Ini artinya, tambah La Nyalla, para ulama dan kiai serta santri dalam wajah Indonesia bukan hanya perintis kemerdekaan, tetapi juga pemilik saham mayoritas.
“Dan negara ini sudah mengakui dengan memberikan gelar pahlawan nasional kepada banyak tokoh ulama dan kiai di negara ini. Termasuk pengakuan terhadap kontribusi Resolusi Jihad 22 Oktober 1945 di Surabaya, di mana tanggal 22 Oktober ditetapkan oleh Presiden Joko Widodo menjadi Hari Santri, dan masuk dalam kalender hari besar,” kata La Nyalla.
“Dan sampai hari ini, cinta bangsa tersebut tetap ditunjukkan dengan peran pondok pesantren sebagai penjaga nilai-nilai moral atau akhlak warga bangsa,” tutupnya.

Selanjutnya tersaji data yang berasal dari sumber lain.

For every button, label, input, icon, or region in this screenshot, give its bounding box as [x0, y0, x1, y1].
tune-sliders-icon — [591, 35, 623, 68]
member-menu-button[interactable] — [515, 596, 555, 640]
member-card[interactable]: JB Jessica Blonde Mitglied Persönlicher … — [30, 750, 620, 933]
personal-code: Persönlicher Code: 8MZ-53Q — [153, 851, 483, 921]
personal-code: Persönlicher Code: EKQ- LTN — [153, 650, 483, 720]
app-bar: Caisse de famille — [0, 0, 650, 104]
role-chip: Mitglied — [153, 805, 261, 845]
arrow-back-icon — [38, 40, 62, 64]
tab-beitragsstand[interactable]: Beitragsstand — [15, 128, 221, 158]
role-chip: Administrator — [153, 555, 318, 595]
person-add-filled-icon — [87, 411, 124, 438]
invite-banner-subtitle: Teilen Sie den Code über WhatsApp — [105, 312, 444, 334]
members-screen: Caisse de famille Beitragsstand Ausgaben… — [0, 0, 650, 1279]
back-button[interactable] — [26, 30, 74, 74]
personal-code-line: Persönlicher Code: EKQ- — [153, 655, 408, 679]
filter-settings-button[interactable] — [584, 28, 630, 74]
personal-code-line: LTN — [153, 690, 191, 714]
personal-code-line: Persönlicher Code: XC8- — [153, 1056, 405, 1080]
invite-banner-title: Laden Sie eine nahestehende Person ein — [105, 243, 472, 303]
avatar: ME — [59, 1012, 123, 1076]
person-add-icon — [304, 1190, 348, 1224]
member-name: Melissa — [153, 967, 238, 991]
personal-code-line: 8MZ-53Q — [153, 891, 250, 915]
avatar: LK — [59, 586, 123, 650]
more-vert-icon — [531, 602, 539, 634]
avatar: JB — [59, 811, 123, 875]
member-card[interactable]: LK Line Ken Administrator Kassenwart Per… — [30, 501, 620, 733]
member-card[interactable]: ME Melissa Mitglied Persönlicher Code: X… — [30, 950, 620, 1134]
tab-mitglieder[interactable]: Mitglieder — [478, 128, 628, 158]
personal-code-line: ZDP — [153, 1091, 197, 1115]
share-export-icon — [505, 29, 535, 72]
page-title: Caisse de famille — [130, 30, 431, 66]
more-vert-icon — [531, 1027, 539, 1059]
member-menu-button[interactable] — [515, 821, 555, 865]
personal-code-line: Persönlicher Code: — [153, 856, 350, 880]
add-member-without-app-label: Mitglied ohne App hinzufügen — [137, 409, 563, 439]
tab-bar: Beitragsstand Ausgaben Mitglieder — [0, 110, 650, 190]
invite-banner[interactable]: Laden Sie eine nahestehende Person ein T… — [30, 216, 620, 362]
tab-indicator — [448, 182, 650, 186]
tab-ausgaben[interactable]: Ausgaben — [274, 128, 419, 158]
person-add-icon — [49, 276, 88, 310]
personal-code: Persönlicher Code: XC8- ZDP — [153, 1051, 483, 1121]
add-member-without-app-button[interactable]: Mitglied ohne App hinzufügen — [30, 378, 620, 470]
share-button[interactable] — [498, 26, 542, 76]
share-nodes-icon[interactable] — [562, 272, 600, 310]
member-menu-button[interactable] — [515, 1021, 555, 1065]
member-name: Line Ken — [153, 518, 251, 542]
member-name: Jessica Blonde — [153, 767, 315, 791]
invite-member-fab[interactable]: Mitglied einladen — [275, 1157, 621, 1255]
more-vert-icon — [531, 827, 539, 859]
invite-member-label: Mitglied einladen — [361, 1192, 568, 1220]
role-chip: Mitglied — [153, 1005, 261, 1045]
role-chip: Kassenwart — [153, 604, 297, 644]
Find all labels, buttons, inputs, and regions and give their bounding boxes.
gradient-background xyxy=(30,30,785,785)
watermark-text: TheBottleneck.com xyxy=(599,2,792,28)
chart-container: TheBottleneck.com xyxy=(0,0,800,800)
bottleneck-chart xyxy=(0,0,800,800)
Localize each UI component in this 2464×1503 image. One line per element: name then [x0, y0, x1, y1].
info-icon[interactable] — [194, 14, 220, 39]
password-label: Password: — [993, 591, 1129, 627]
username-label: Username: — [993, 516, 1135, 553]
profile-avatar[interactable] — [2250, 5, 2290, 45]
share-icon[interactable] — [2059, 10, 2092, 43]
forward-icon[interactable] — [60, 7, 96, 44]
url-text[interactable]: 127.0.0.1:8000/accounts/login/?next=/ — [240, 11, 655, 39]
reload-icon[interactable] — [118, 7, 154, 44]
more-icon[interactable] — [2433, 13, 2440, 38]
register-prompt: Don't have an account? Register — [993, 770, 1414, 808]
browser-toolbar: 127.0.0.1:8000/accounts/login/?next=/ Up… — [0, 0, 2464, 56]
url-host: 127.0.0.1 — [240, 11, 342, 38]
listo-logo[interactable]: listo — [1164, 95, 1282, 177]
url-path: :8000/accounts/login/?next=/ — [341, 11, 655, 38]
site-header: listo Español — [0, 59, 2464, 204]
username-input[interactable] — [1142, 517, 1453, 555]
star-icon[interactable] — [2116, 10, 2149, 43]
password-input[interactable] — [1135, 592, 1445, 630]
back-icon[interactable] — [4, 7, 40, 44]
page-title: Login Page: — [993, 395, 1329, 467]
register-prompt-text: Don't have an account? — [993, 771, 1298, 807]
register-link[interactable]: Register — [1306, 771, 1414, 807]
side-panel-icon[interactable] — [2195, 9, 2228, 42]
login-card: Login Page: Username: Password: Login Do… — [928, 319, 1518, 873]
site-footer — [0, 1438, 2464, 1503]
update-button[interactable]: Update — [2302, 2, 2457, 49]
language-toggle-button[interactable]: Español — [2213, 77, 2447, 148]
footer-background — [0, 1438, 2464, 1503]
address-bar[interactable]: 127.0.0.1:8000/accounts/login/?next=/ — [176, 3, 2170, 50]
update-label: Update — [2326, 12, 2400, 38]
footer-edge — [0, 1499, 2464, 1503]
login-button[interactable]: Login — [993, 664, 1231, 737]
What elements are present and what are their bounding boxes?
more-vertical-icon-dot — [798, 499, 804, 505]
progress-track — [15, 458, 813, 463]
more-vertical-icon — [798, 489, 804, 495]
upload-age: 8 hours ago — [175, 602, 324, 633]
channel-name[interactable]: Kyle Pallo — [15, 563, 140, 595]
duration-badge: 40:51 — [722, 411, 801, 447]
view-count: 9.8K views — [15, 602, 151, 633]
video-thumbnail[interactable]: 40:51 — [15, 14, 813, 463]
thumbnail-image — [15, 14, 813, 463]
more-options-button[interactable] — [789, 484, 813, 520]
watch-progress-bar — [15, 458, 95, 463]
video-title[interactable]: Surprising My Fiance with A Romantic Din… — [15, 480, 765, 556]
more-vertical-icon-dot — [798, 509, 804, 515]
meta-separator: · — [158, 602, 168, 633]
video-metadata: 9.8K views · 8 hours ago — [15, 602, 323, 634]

Turut hadir dalam kegiatan tersebut empat senator asal Lampung yakni Ahmad Bastian, Bustami Zainudin, Abdul Hakim, serta Jihan Nurlela. Acara ini juga diikuti Bupati Lampung Utara Budi Utomo, Ketua Yayasan Pondok Pesantren Wali Songo HM Abu Noer Choiri, serta Pengasuh Pondok Pesantren Wali Songo KH Noer Qomaruddin. [rojink]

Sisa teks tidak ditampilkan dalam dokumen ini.